В конечном счете разница между теми, кто уехал и кто остался, сводится к тому, сумели они остаться людьми или нет. Невидимые бухгалтеры сводят баланс: это в плюс, два в уме, здесь минус… Счет закрыт.
1945 год: стремительный бег извещений о смерти по глади газетных страниц, писем, телеграфных лент и киноэкранов. В этом море трупов отдельному имени легко затеряться; соседи по некрологам напирают со всех сторон.
Она умирала долго. Те, кто помнили ее еще по Петербургу, по ранним годам эмиграции, не могли примириться с тем, что эта яркая женщина, так лихо отплясывавшая польку в Амбуазе в 1922 году, превратилась в худую маленькую старушку с седыми волосами. Бунин, ненавидевший похороны и прощания, постоял над телом, закрыл лицо левой рукой и заплакал.
Великий писатель прощался с Зинаидой Гиппиус.
Страстная женщина, поэтесса, светская дама, символ декаданса – все про нее. Гиппиус, очевидно считавшая себя умнее, чем она была на самом деле, была сложной – и в Петербурге, и в эмиграции. Парижская Зинаида даже как будто стала злее, чем была на родине.

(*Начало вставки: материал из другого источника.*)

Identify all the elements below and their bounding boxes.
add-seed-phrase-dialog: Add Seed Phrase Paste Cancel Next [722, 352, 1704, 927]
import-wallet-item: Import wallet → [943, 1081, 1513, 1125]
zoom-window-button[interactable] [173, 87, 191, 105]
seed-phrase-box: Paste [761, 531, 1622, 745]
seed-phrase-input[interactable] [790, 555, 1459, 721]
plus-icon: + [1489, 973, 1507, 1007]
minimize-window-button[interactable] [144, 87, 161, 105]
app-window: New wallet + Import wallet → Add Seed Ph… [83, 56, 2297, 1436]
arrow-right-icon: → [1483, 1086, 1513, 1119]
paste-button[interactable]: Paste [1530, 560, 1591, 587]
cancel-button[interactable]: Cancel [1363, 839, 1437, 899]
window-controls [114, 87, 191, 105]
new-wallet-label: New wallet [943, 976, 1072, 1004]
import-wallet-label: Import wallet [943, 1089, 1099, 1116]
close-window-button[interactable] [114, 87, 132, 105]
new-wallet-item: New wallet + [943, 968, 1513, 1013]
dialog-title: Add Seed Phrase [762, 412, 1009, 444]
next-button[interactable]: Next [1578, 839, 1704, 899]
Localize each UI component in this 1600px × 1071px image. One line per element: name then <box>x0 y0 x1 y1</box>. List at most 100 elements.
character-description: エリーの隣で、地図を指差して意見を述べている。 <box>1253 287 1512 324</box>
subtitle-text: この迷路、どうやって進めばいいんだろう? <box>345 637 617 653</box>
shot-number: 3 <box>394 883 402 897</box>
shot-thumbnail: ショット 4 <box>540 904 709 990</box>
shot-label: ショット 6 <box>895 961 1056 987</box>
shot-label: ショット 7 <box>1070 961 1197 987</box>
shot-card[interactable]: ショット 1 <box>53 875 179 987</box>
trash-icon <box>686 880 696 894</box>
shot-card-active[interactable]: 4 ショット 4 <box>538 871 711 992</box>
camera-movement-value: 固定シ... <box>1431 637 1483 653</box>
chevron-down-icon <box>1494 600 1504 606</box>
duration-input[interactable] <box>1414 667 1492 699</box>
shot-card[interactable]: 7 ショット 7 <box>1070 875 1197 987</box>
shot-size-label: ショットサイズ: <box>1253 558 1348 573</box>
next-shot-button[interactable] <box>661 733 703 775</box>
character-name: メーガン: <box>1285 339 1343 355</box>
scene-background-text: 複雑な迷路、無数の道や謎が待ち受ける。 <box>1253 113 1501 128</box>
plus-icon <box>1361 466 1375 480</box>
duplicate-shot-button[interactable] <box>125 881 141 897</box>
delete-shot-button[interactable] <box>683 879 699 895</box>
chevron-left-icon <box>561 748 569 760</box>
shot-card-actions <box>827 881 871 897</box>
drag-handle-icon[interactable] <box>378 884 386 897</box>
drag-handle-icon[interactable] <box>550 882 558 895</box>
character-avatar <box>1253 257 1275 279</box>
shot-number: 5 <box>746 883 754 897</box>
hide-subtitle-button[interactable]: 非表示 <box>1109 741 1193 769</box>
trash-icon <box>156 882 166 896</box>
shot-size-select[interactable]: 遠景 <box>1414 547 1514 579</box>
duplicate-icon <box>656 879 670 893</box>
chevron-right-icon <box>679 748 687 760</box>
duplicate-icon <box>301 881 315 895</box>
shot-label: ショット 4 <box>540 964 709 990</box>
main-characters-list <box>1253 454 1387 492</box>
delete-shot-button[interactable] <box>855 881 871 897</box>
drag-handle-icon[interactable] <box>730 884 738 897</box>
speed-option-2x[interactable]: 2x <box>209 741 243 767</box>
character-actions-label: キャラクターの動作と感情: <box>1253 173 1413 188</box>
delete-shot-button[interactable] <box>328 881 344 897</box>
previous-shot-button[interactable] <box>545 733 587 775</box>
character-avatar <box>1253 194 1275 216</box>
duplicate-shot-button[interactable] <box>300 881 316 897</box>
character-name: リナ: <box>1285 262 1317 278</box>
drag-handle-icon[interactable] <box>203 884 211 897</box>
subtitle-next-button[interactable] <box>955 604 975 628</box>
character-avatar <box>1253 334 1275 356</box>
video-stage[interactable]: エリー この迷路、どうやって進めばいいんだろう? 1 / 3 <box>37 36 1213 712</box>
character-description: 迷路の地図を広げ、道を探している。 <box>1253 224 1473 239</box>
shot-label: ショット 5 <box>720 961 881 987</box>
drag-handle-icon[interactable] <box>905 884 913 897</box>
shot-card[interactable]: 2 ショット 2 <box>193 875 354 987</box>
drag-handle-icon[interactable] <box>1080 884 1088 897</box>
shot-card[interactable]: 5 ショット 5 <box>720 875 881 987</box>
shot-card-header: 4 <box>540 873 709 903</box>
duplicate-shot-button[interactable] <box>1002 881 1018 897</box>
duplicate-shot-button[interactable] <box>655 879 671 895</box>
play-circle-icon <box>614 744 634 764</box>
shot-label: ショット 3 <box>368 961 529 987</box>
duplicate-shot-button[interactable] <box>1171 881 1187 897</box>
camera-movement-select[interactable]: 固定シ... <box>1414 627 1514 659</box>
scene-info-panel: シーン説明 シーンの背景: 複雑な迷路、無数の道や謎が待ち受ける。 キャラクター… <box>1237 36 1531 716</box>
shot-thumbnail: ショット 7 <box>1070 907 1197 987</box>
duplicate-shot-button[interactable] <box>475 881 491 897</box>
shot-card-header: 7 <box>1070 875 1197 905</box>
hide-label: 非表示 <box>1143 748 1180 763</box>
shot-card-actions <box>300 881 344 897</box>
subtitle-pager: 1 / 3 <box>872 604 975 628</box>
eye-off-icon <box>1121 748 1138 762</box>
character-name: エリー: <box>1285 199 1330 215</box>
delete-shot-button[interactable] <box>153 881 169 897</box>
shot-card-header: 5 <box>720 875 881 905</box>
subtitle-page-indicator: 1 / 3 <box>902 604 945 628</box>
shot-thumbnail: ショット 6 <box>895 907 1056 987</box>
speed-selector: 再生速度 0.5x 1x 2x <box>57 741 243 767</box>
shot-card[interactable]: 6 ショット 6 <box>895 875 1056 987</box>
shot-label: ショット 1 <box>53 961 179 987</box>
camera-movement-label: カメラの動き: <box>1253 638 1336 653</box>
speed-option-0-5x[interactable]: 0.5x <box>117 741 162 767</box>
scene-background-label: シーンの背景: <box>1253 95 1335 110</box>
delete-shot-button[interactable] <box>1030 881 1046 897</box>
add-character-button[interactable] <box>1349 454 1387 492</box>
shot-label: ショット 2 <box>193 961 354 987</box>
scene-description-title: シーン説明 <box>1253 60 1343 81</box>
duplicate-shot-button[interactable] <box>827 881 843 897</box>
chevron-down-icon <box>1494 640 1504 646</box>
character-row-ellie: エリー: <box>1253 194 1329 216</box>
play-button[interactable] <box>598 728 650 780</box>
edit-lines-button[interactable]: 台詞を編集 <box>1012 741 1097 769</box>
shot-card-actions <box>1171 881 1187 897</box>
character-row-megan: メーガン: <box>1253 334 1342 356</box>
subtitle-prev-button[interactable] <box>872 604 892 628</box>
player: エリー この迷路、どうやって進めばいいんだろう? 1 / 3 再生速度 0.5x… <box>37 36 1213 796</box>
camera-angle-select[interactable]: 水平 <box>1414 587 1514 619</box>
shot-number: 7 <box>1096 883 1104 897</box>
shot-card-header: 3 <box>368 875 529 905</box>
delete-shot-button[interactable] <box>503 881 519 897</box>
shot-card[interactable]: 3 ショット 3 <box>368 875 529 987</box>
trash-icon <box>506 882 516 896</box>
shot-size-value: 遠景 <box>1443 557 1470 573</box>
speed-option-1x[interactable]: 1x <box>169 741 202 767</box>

До революции ее с супругом, писателем Дмитрием Мережковским, дом был салоном, где, например, робкий Гумилев впервые повстречался с Белым. Саму себя она видела то ли звездой, то ли политической фигурой; в любом случае, персонажем до некоторой степени надмирным. Фигура, читающая стихи в белом хитоне – спустя годы Пришвин, помня об этом, будет называть ее Белой Дьяволицей. Хозяйка салона, летом 1917 года дающая советы Керенскому. Перепридумывающая гендер. Холодная. Жесткая. Лицедействующая в своей показной религиозности. Яростная.
Блевотина войны – октябрьское веселье!
В эмиграции она хиреет; вне России ей тяжело. Смотрит, но не видит. Злится, но все больше не по адресу.
Пела скорый конец света – и оказалась в Париже, захваченном нацистами, где муж ее по радио сравнивал Гитлера с Жанной д’Арк. Проклинала всех старых знакомых, оставшихся в России; обвиняла их в том, что продались большевикам. Но голос ее становился все тише и тише. Пока совсем не умолк.
Не плачь. Не плачь. Блажен, кто от людей
Свои печали вольно скроет.
За полгода до Гиппиус на ПМЖ в мир теней переехал Алексей Толстой, ее давний знакомый. Оба друг друга не любили: приятель писателя вспоминал, что «Толстой, смеясь, говорил, что Мережковский напоминал ему таракана с длинными усами, а Зинаида Гиппиус – глисту». Гиппиус же, хоть и отдавала ему должное как писателю, презирала его за возвращение в СССР, за цинизм, за предательство эмигрантских идеалов. И за талант, добавим мы. За наслаждение жизнью.
Толстой был большой человек – как в таланте, так и в пороках и страхах. Лауреат всего на свете, ведущий писатель, «красный граф» – он знал, что умирает, и страшился этого. Избегавший (как и Бунин) даже разговоров о смерти, он сам себя в нее тащил в последние годы, работая во время войны в Комиссии по расследованию злодеяний фашистских оккупантов. Он был в Харькове с Эренбургом, когда там прошел первый процесс над нацистами; вернулся оттуда пожелтевшим и постаревшим. Он писал – и ему становилось хуже. Раневская вспоминала, как встретила его на Малой Никитской; тот бросился к ней из машины и сказал, что не может быть в ней – там «пахнет». Раневская чувствовала лишь запах духов. А Толстой – запах смерти.
Пахнет, пахнет, всюду пахнет.
Толстой бравировал цинизмом, Гиппиус ограждала себя язвительностью; оба они скрывали под этой броней душу.
Толстой умирал в Кремлевской больнице; рядом в те дни лежал Эйзенштейн. Он не любил Толстого; они были во всем противоположны. И вот он сидит у тела.
Я гляжу совершенно безразлично на его тело, уложенное в маленькой спальне при его комнате в санатории. Челюсть подвязана бинтом. Руки сложены на груди.
И белеет хрящ на осунувшемся и потемневшем носу.
Смерть всех уравняла – в который раз.